About half of all fall wild flowers belong to a single plant family - aster. This family has two kinds of small, specialized flowers that occur in clusters of various sizes, shapes and forms. About a third of fall wild flowers are annuals (completing their life cycles within a year) that can be grown from a seed, making them easy to cultivate in your garden.

EVENING PRIMROSE: Closely related to sun-drops, which bloom in early summer, the biannual evening primrose is taller and blooms in fall or late summer. As the name implies, the flowers of evening primrose usually open after sunset. These easily cultivated plants require full sun and average moisture.

FIREWEED: The bushy plants of fire-weed have slender stems, narrow leaves and small, pale blue or pale pink flowers. They are somewhat hard to see if there is a lot of other vegetation. However, they are often the first thing to come up in an area after a fire and are then quite conspicuous. These cosmopolitan plants are known around the world in northern latitudes. In the Appalachians, they are found as far south as North Carolina. Plant in full shade that receives average moisture.

SPOTTED JEWEL WEED: Each tuliped flower of this plant dangles on a slender stalk and is pollinated by hummingbirds whose long beaks and tongues can reach the nectar in the sharply bent spur at the base of the flower. The yellow-orange flowers can add quite a splash of color to your garden. If the brown skin of a ripe seed is peeled away, it reveals a turquoise blue, which accounts for the plant's name. This plant requires partial shade and a moist environment.

CARDINAL FLOWER: This plant, with its bright crimson flowers, is pollinated by hummingbirds and is one of the showiest wild flowers. It thrives in moist open areas, especially throughout Eastern North America and is easily grown from seed. Plant it in a fully sunlit area that is exposed to above-average moisture.

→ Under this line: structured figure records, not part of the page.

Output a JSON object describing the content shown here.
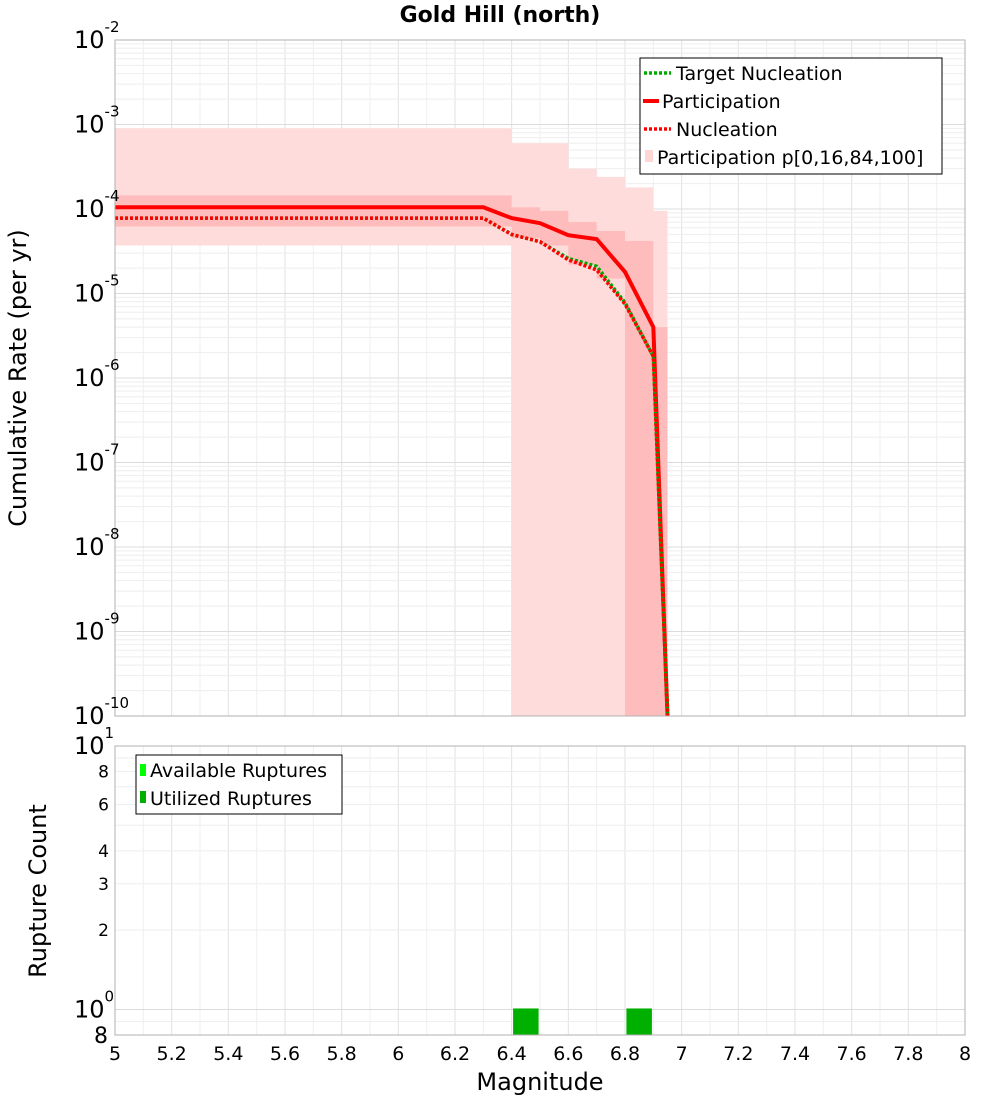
{
  "chart_data": [
    {
      "type": "line",
      "title": "Gold Hill (north)",
      "xlabel": "",
      "ylabel": "Cumulative Rate (per yr)",
      "xlim": [
        5,
        8
      ],
      "ylim": [
        1e-10,
        0.01
      ],
      "yscale": "log",
      "grid": true,
      "y_tick_labels": [
        {
          "base": "10",
          "exp": "-2"
        },
        {
          "base": "10",
          "exp": "-3"
        },
        {
          "base": "10",
          "exp": "-4"
        },
        {
          "base": "10",
          "exp": "-5"
        },
        {
          "base": "10",
          "exp": "-6"
        },
        {
          "base": "10",
          "exp": "-7"
        },
        {
          "base": "10",
          "exp": "-8"
        },
        {
          "base": "10",
          "exp": "-9"
        },
        {
          "base": "10",
          "exp": "-10"
        }
      ],
      "legend": {
        "placement": "top-right",
        "entries": [
          {
            "label": "Target Nucleation",
            "color": "#00aa00",
            "style": "dotted"
          },
          {
            "label": "Participation",
            "color": "#ff0000",
            "style": "solid"
          },
          {
            "label": "Nucleation",
            "color": "#ff0000",
            "style": "dotted"
          },
          {
            "label": "Participation p[0,16,84,100]",
            "color": "#ffd6d6",
            "style": "band"
          }
        ]
      },
      "bands": [
        {
          "name": "Participation p[0,100]",
          "color": "#ffdcdc",
          "x": [
            5.0,
            6.3,
            6.4,
            6.5,
            6.6,
            6.7,
            6.8,
            6.9
          ],
          "lower": [
            3.7e-05,
            3.7e-05,
            1e-10,
            1e-10,
            1e-10,
            1e-10,
            1e-10,
            1e-10
          ],
          "upper": [
            0.0009,
            0.0009,
            0.0006,
            0.0006,
            0.0003,
            0.00024,
            0.00018,
            9.5e-05
          ]
        },
        {
          "name": "Participation p[16,84]",
          "color": "#ffbcbc",
          "x": [
            5.0,
            6.3,
            6.4,
            6.5,
            6.6,
            6.7,
            6.8,
            6.9
          ],
          "lower": [
            6.2e-05,
            6.2e-05,
            4.5e-05,
            3.7e-05,
            2.2e-05,
            1.5e-05,
            1e-10,
            1e-10
          ],
          "upper": [
            0.000145,
            0.000145,
            0.000105,
            9.5e-05,
            7e-05,
            5.5e-05,
            4.2e-05,
            4e-06
          ]
        }
      ],
      "series": [
        {
          "name": "Participation",
          "color": "#ff0000",
          "style": "solid",
          "x": [
            5.0,
            6.3,
            6.4,
            6.5,
            6.6,
            6.7,
            6.8,
            6.9,
            6.95
          ],
          "values": [
            0.000105,
            0.000105,
            7.8e-05,
            6.8e-05,
            4.9e-05,
            4.4e-05,
            1.8e-05,
            4e-06,
            1e-10
          ]
        },
        {
          "name": "Target Nucleation",
          "color": "#00aa00",
          "style": "dotted",
          "x": [
            5.0,
            6.3,
            6.4,
            6.5,
            6.6,
            6.7,
            6.8,
            6.9,
            6.95
          ],
          "values": [
            7.8e-05,
            7.8e-05,
            5e-05,
            4.1e-05,
            2.6e-05,
            2.1e-05,
            7.8e-06,
            1.8e-06,
            1e-10
          ]
        },
        {
          "name": "Nucleation",
          "color": "#ff0000",
          "style": "dotted",
          "x": [
            5.0,
            6.3,
            6.4,
            6.5,
            6.6,
            6.7,
            6.8,
            6.9,
            6.95
          ],
          "values": [
            7.8e-05,
            7.8e-05,
            5e-05,
            4.1e-05,
            2.5e-05,
            1.9e-05,
            7.5e-06,
            1.8e-06,
            1e-10
          ]
        }
      ]
    },
    {
      "type": "bar",
      "title": "",
      "xlabel": "Magnitude",
      "ylabel": "Rupture Count",
      "xlim": [
        5,
        8
      ],
      "ylim": [
        0.8,
        10
      ],
      "yscale": "log",
      "grid": true,
      "x_tick_labels": [
        "5",
        "5.2",
        "5.4",
        "5.6",
        "5.8",
        "6",
        "6.2",
        "6.4",
        "6.6",
        "6.8",
        "7",
        "7.2",
        "7.4",
        "7.6",
        "7.8",
        "8"
      ],
      "y_tick_labels": [
        {
          "value": 10,
          "base": "10",
          "exp": "1"
        },
        {
          "value": 8,
          "label": "8"
        },
        {
          "value": 6,
          "label": "6"
        },
        {
          "value": 4,
          "label": "4"
        },
        {
          "value": 3,
          "label": "3"
        },
        {
          "value": 2,
          "label": "2"
        },
        {
          "value": 1,
          "base": "10",
          "exp": "0"
        },
        {
          "value": 0.8,
          "label": "8"
        }
      ],
      "legend": {
        "placement": "top-left",
        "entries": [
          {
            "label": "Available Ruptures",
            "color": "#00ff00"
          },
          {
            "label": "Utilized Ruptures",
            "color": "#00b000"
          }
        ]
      },
      "bars": [
        {
          "series": "Utilized Ruptures",
          "color": "#00b000",
          "x": 6.45,
          "width": 0.09,
          "value": 1
        },
        {
          "series": "Utilized Ruptures",
          "color": "#00b000",
          "x": 6.85,
          "width": 0.09,
          "value": 1
        }
      ]
    }
  ]
}
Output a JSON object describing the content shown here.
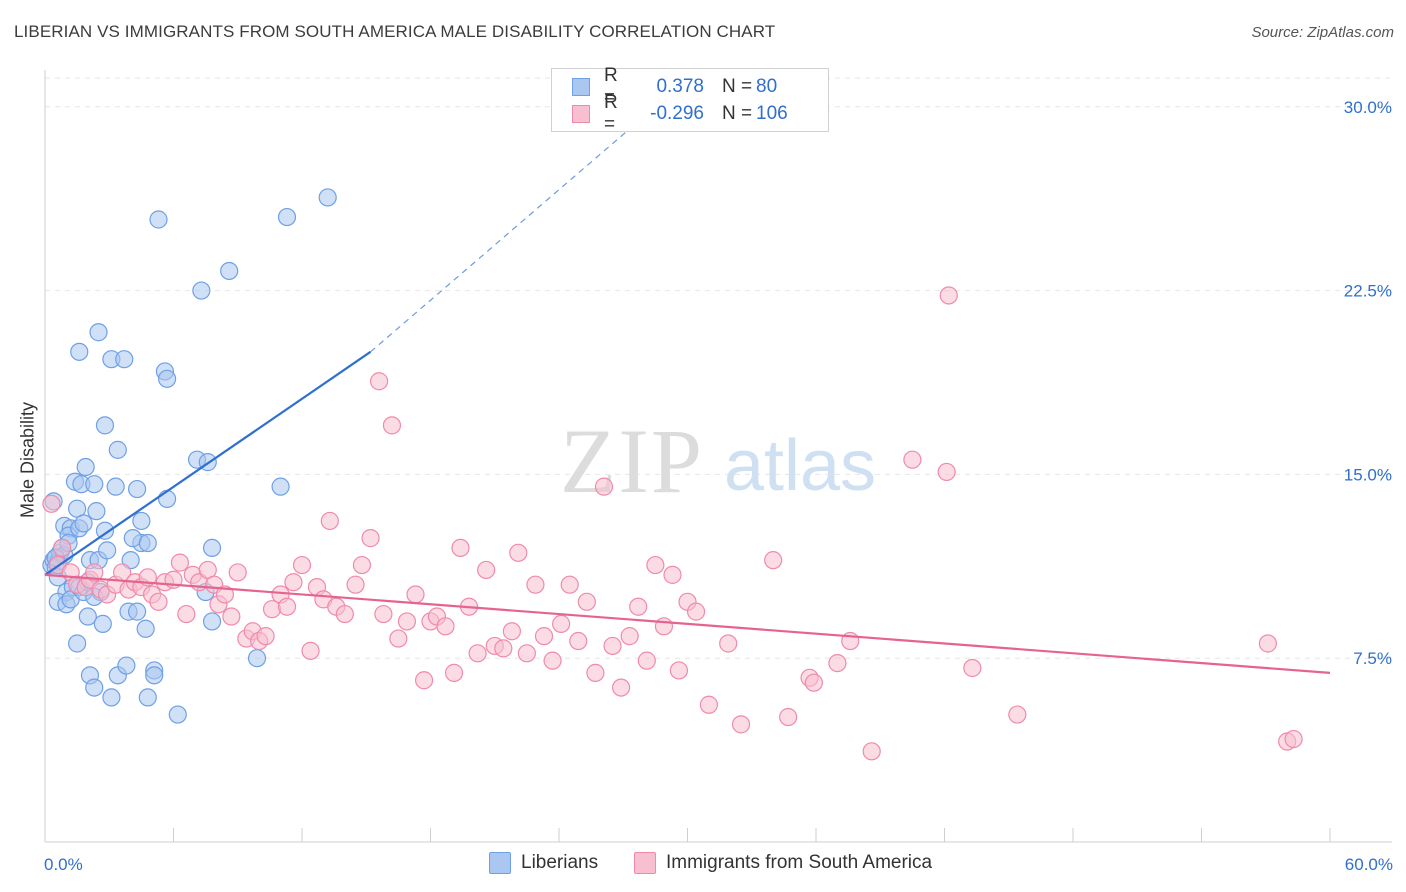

COMMON MORNING GLORY: This plant - with its large, heart-shaped leaves - typically has big purple flowers, but can have pink, white and blue ones as well. A weedy, naturalized annual, the common morning glory apparently escaped from cultivation in early Colonial times. It is now a common sight in all cornfields, gardens and along roadsides throughout the region. Plant in a completely sunlit area that takes in average moisture.

OBEDIENT PLANT: The closely flowering spikes with showy colors of white, purple and rose have made this a popular garden plant for many years. The name comes from the way the individual flowers can easily be bent and arranged. This plant needs full sunlight and average moisture.

AGERATUM: The perennial ageratum, or mist flower, has long been cultivated as a garden flower. A distinctive characteristic of this type of flower is the absence of petals. Its long flower heads contain only light blue disc flowers, but is a beautiful addition to a garden. Plant in a partially shaded area that has exposure to average moisture.